On good and bad communications.
Commercial lawyers have lost sight of their primary purpose: not just being expert in complicated fields of the law, but to be able to plainly and clearly communicate that expertise to people who are not.
To communicate plainly, of course, you must first have a real command of your field. But this is asymmetrical: to communicate clearly about a complex field you need expertise. To communicate badly about it, you do not.
It is easy to tell whether good communicators know what they are talking about. It is hard to tell whether a bad communicator is an expert.
Blaggers and charlatans tend to be bad communicators: wilfully poor users of language.

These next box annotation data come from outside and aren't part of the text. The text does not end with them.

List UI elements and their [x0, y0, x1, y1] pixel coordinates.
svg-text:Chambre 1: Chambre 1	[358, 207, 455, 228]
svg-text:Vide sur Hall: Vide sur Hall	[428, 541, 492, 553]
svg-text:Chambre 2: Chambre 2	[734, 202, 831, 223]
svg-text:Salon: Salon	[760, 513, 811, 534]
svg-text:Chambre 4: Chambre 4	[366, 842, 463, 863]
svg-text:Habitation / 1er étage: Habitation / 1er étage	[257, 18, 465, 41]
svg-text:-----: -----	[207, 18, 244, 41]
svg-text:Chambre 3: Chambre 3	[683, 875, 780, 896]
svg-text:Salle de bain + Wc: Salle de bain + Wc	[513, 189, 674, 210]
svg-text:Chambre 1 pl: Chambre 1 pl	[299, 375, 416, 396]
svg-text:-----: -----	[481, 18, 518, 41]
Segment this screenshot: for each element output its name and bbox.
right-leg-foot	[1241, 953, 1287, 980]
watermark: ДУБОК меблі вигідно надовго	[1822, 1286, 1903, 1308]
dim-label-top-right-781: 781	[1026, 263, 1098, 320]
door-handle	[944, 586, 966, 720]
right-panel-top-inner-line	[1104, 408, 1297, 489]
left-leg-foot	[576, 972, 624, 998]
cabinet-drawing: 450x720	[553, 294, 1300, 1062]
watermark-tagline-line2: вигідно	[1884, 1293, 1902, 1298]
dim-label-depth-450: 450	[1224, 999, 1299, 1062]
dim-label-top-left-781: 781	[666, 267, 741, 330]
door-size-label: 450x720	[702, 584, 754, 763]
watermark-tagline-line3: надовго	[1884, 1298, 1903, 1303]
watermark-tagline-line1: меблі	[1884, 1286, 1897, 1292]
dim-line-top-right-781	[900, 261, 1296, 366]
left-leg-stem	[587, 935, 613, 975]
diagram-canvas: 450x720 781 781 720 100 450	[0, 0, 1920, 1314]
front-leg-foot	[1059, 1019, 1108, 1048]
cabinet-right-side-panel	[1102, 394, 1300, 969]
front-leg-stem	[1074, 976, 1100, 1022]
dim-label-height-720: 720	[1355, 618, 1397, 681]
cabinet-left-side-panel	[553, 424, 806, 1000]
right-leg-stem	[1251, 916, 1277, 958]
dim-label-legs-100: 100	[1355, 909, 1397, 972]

Now, can anyone think of a modern industry that that charges a great deal of money to advise on complicated topics, but is beset with poor communication?
Types of communications
“Push” information is sent unasked — “pushed” — to a recipient. Push communications are used to solicit action, and communicate interesting, important, or time-sensitive information and, frequently, both. To solicit action: mail, email, advertisements, posters and billboards, push notifications (digital alerts sent from a mobile app), SMS, phone calls, conference calls, seminars, conferences, webinars. Information that is broadcast without the listener’s input.
“Pull” information is material that the recipient seeks out, when and where the recipient wants it. The recipient dictates, so is best presented as a self-service resource: open, convenient, non-time-sensitive.